Was genau bedeutet Korruption?
Korruption ist die Perversion von Rechtsstaatlichkeit und Menschenrechten. Sie steht in direktem Widerspruch zu Werten wie Chancengleichheit und Gewaltenteilung. Doch was ist Korruption genau? Gemäß der Antikorruptionsorganisation Transparency International ist der Begriff Korruption so undurchsichtig wie die Strukturen, in denen Korruption gedeiht. Sie definiert Korruption daher allgemein als den „Missbrauch anvertrauter Macht zum privaten Nutzen oder Vorteil“. Demnach können Täter sowohl staatliche Akteure in Politik und Justiz als auch private in der Wirtschaft und anderen Teilen der Gesellschaft sein. Das entscheidende Kriterium ist hierbei der Machtmissbrauch.

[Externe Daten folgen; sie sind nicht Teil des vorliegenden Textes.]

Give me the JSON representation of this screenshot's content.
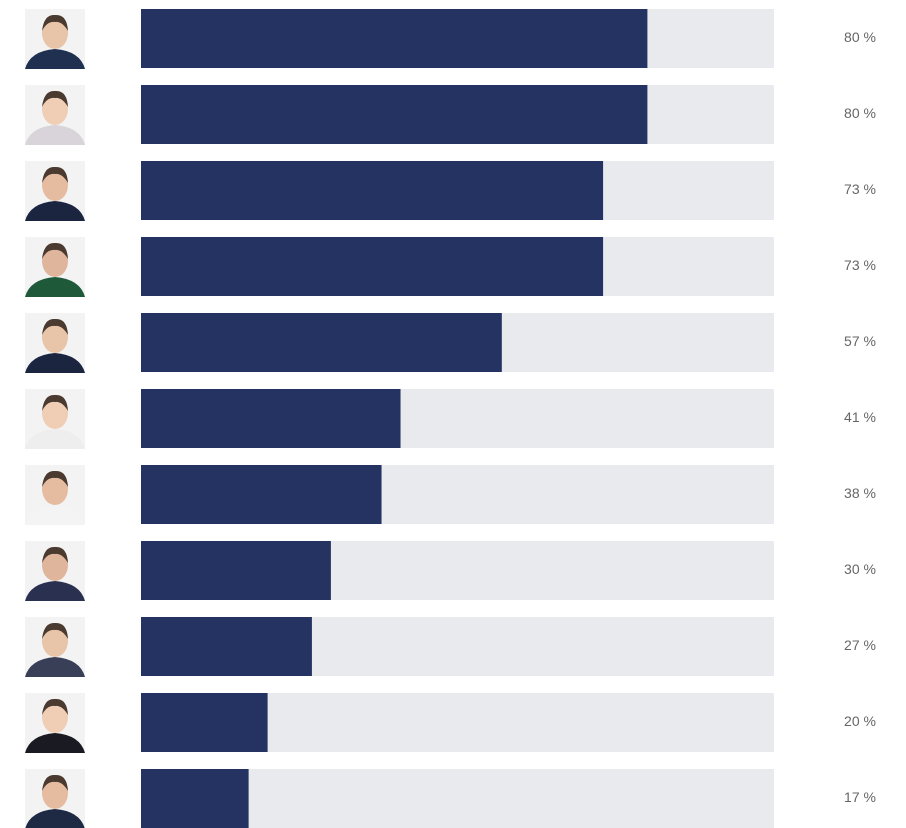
{
  "chart_data": {
    "type": "bar",
    "orientation": "horizontal",
    "categories": [
      null,
      null,
      null,
      null,
      null,
      null,
      null,
      null,
      null,
      null,
      null
    ],
    "values": [
      80,
      80,
      73,
      73,
      57,
      41,
      38,
      30,
      27,
      20,
      17
    ],
    "value_labels": [
      "80 %",
      "80 %",
      "73 %",
      "73 %",
      "57 %",
      "41 %",
      "38 %",
      "30 %",
      "27 %",
      "20 %",
      "17 %"
    ],
    "xlim": [
      0,
      100
    ],
    "color": "#243361",
    "track_color": "#e8eaee"
  }
}
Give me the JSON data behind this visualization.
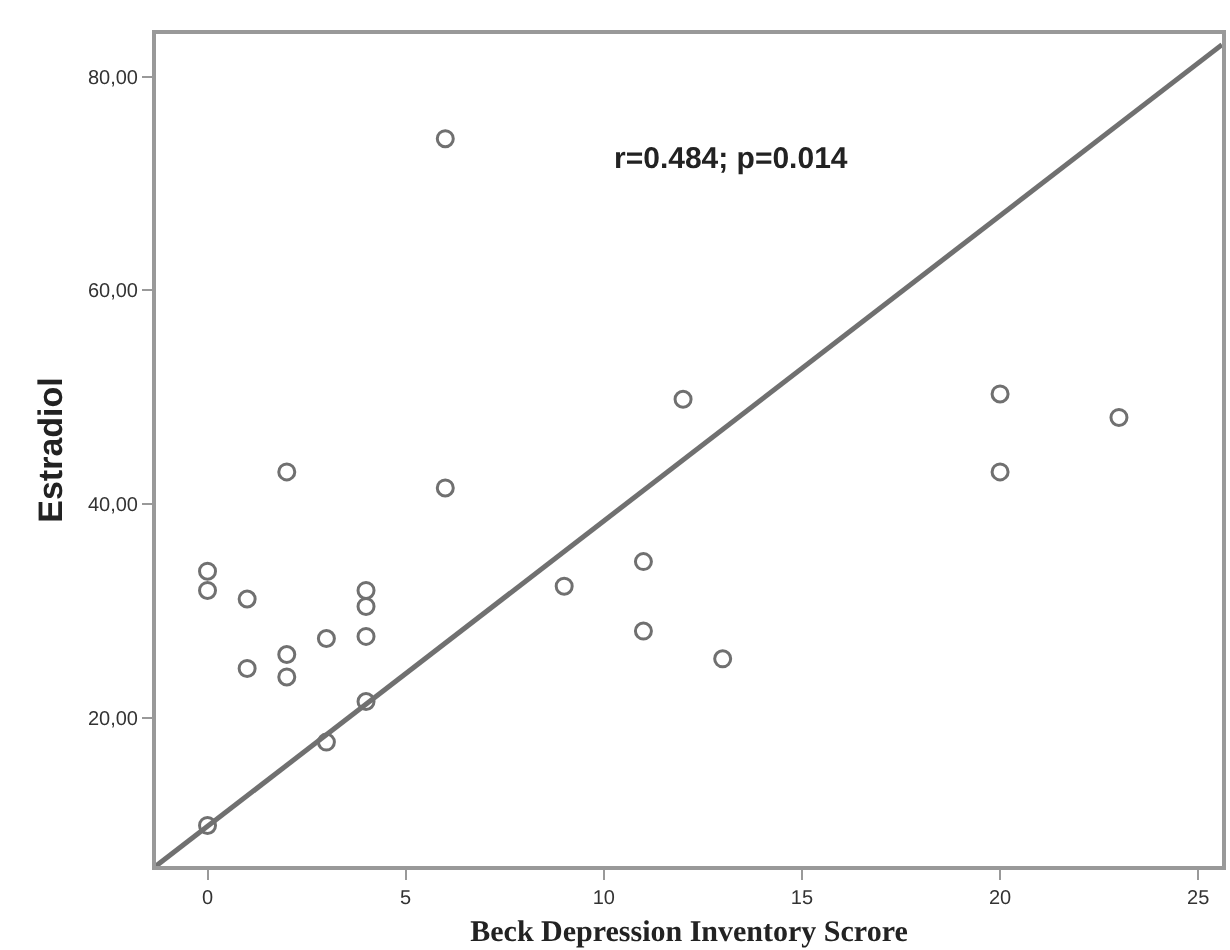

Wesentlich konkreter wird Korruption in der kriminologischen Forschung definiert. Es handelt sich um den „Missbrauch eines öffentlichen Amtes, einer Funktion in der Wirtschaft oder eines politischen Mandats zugunsten eines Anderen, auf dessen Veranlassung oder in Eigeninitiative, zur Erlangung eines Vorteils für sich oder einen Dritten, mit Eintritt oder in Erwartung des Eintritts eines Schadens oder Nachteils für die Allgemeinheit (Täter in amtlicher oder politischer Funktion) oder für ein Unternehmen (betreffend Täter als Funktionsträger in der Wirtschaft)“. Korruptionsdelikte können demnach sowohl aktiv als auch passiv begangen werden. So wird nach dem deutschen Strafgesetzbuch Vorteilsgewährung und -annahme (§§ 331 und 333 StGB) sowie Bestechung und Bestechlichkeit (§§ 332 und 334 StGB) gleichermaßen unter Strafe gestellt. Vorteilsnehmer sowie -geber können Beamte, Staatsangestellte oder anderweitig staatlich Beauftragte sein, die Staatsgewalt missbrauchen. Es kann sich aber auch um Politiker oder Funktionsträger in der Wirtschaft handeln.
Der Vorteil muss nicht unbedingt dem Täter selbst zu Gute kommen. Der Tatbestand ist ebenfalls erfüllt, wenn dieser einen Dritten bedenkt. Nach der hier verwendeten Definition ist darüber nicht nur das Verhalten desjenigen erfasst, der privaten Nutzen aus dem Machtmissbrauch zieht, sondern auch das Verhalten eines unabhängigen Dritten, der bewusst vom korrupten Handeln anderer profitiert. Nichts anderes gilt in Lateinamerika, wo generell ein sehr weiter Korruptionsbegriff verwendet wird. Fraglich ist weiter, ob Steuerhinterziehung unter den Begriff der Korruption im engeren Sinne fällt. Nach der Definition von Transparency International wäre dies nicht der Fall, weil kein Fall von Machtmissbrauch vorliegt. Dennoch weisen Steuer- und Korruptionsdelikte eine Reihe von Parallelen auf und gehen in vielen Fällen miteinander einher.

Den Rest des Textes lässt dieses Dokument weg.